2014: jaar van roetvlek, maagdenuil en windeweeskind

De Vlinderstichting
25-DEC-2014 - Terugkijkend op het afgelopen nachtvlinderjaar zien we dat er veel bijzondere soorten gezien zijn, waaronder een aantal nieuw voor Nederland. De Noordhollandse duinen en Zuid-Limburg waren de echte hotspots.

Bericht uitgegeven door De Vlinderstichting [land] op [publicatiedatum]
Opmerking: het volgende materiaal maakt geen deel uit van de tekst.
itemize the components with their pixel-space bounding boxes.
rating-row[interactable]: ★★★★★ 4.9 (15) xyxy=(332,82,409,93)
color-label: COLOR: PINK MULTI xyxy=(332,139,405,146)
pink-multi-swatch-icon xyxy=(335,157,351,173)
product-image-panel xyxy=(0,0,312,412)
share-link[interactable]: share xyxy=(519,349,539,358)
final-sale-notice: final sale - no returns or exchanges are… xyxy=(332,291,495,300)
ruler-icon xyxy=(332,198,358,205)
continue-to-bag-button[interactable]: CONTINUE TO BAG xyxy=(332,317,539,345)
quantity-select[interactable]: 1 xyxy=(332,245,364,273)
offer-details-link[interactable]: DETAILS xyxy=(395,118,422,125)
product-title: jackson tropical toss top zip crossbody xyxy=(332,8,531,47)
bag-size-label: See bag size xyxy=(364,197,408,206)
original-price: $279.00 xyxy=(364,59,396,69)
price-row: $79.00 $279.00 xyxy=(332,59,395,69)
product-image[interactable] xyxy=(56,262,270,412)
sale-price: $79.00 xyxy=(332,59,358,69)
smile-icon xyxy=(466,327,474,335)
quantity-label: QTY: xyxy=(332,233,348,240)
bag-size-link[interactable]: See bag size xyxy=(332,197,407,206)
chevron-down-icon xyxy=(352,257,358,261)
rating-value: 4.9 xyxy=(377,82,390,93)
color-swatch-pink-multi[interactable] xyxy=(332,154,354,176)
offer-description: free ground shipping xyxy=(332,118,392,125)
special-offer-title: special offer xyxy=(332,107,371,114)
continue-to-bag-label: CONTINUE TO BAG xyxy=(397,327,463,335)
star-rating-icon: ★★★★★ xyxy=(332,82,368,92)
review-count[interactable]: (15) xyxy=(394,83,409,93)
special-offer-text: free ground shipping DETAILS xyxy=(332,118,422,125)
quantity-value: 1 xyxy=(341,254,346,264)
Terugkijkend op het afgelopen nachtvlinderjaar zien we dat er veel bijzondere soorten gezien zijn, waaronder een aantal nieuw voor Nederland. De Noordhollandse duinen en Zuid-Limburg waren echte hotspots.

Roetvlek uit februari 2014 (foto: Luc Knijnsberg)Al in februari was er de melding van een roetvlek (Xylena exsoleta) uit de duinen bij Bergen. Deze vlinder is uiterst zeldzaam in Nederland. De laatste waarneming in ons land was in 2001 uit Drenthe. Door de zeer zachte winter was hij dit jaar waarschijnlijk al veel eerder actief dan maart, wat gebruikelijk is. In zuidelijke landen als Frankrijk is de soort algemener in haar voorkomen en mogelijk is de vlinder met de warme zuidelijke winden meegevoerd naar het Hollands duin.

Het PWN-duingebied is trouwens vaker het decor van zeldzame nachtvlinders. In februari verscheen een rapportage over de nachtvlinders daar in 2013 en daarin staan veel mooie vondsten. Zo werd de gezaagde eikenvouwmot (Phyllonorycter kuhlweiniella) gezien en heeft de gevlekte winteruil (Conistra rubiginea) zich echt gevestigd. In 2014 was er ook nog een waarneming van een spectaculair blauw weeskind (Catocala fraxini). 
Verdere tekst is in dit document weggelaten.